As an immigrant himself, Samuelsson is not only well-positioned to tell the story of food through immigration, he also feels he has a responsibility to create aspirations for the next generation. Ethiopian-born, and raised by adoptive parents in Sweden, Samuelsson moved to the US in the mid-'90s, eventually settling in Harlem, where he takes his responsibility as a high-profile chef of colour seriously. "I realise that my main obligation is to share my experience with the next generation."
He jokes that enfant terrible chef Marco Pierre White, with his long hair and rock star looks, was his first experience of diversity in a sea of serious French cookbooks, "I was like, wow, he had individuality and personality. I bought the book because of that. I loved the book, I’d never seen a chef that looked like that."
But he recognises that times have since changed. "Today, what I’m excited about is there are so many more chefs of colour that are visible in the room, you can learn from an incredible chef of colour where ever you live. I wish those books were around when I was growing up. I realise they weren’t."
He's also very excited about the changes that the Black Lives Matter movement will bring to the industry. "I do think that 2020 was such a transformative year on many levels. On one level, completely catastrophic and harsh on our industry, but also incredibly poignant because of the BLM movement," he says. It's a movement which he believes "will have an impact on our hiring practices and make us think about culture, race and diversity - we learnt from the LGBTQ movement, women and civil rights movements."

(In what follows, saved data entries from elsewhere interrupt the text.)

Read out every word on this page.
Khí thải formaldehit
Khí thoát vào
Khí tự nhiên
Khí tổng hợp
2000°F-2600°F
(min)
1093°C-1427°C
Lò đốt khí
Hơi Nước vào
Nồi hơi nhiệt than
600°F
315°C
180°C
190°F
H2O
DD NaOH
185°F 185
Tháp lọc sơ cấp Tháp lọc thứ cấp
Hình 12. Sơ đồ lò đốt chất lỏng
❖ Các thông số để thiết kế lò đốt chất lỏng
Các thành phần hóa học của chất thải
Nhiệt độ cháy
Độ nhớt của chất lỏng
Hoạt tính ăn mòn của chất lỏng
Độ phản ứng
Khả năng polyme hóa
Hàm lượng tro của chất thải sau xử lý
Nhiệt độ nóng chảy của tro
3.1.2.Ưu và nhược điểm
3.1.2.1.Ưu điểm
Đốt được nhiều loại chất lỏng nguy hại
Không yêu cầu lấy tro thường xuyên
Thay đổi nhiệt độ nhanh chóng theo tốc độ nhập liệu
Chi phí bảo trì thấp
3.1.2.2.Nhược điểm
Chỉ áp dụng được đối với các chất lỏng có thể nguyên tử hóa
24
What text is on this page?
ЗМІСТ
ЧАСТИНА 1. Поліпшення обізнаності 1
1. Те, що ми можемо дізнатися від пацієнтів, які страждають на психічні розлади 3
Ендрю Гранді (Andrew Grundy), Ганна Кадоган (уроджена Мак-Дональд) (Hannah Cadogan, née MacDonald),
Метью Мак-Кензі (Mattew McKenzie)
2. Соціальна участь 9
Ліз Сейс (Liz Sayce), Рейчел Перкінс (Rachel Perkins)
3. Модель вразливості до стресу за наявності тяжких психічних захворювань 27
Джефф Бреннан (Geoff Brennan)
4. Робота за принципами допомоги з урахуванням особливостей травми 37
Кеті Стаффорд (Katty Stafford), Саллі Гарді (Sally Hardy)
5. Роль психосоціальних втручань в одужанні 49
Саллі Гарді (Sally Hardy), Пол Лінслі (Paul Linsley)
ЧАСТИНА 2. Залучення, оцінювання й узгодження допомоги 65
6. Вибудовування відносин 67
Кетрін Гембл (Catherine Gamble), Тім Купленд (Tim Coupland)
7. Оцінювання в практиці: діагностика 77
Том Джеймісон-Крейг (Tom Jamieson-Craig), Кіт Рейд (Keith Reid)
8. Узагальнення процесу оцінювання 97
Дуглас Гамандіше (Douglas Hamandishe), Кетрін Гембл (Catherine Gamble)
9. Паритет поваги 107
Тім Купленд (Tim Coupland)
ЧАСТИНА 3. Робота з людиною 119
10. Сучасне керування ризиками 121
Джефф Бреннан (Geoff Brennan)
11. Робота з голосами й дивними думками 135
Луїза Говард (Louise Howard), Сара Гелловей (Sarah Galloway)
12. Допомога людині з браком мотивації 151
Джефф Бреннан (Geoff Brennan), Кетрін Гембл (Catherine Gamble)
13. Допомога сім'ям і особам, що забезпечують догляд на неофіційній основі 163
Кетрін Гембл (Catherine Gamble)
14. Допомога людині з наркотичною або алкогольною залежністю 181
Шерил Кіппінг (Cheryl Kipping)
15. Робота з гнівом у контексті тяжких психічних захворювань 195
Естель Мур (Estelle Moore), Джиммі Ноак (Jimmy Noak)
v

As we speak on our transatlantic call, the world is still in the grips of the pandemic and a vaccine roll-out has either begun or is on the horizon in many countries. Asked what the US will look like in 2021, he says that there will be change. From bigger conversations around green and environmental issues, to diversity and inclusion, there is improvement to be made. "What are the changes and non-negotiables that you need tomorrow that you didn’t have today?"
Working with World Central Kitchen to serve thousands of meals out of Red Rooster in Harlem in 2020 is also something that will remain with him. "When you stand there handing out food and look people in the eye, it’s about empathy. You have to have empathy. When you have empathy, that empathy goes somewhere."
And it's this empathy that he believes will remain at the heart of the industry next year. "Wherever you are, you have to connect, you have to work on connectivity, you can do that on a local or national level, on lots of levels. As a chef, you have to connect with an audience. Without an audience, you don’t have a safety net. It’s about preparing yourself and connecting within four walls of a dining room. Connecting on social media is another way. Connecting through cooking classes can be a third way. I think every chef has to look at the best way to connect in their profession."
One thing is for sure, with Samuelsson using his platform to keep telling stories and having crucial conversations around food, his cookbook is as good a place to start connecting people as any. "If we don’t know the authorship of a place, of a product, of food, there’s no way to create memories," he says. "If we don’t understand, how do we create memories that are real or honest or authentic?"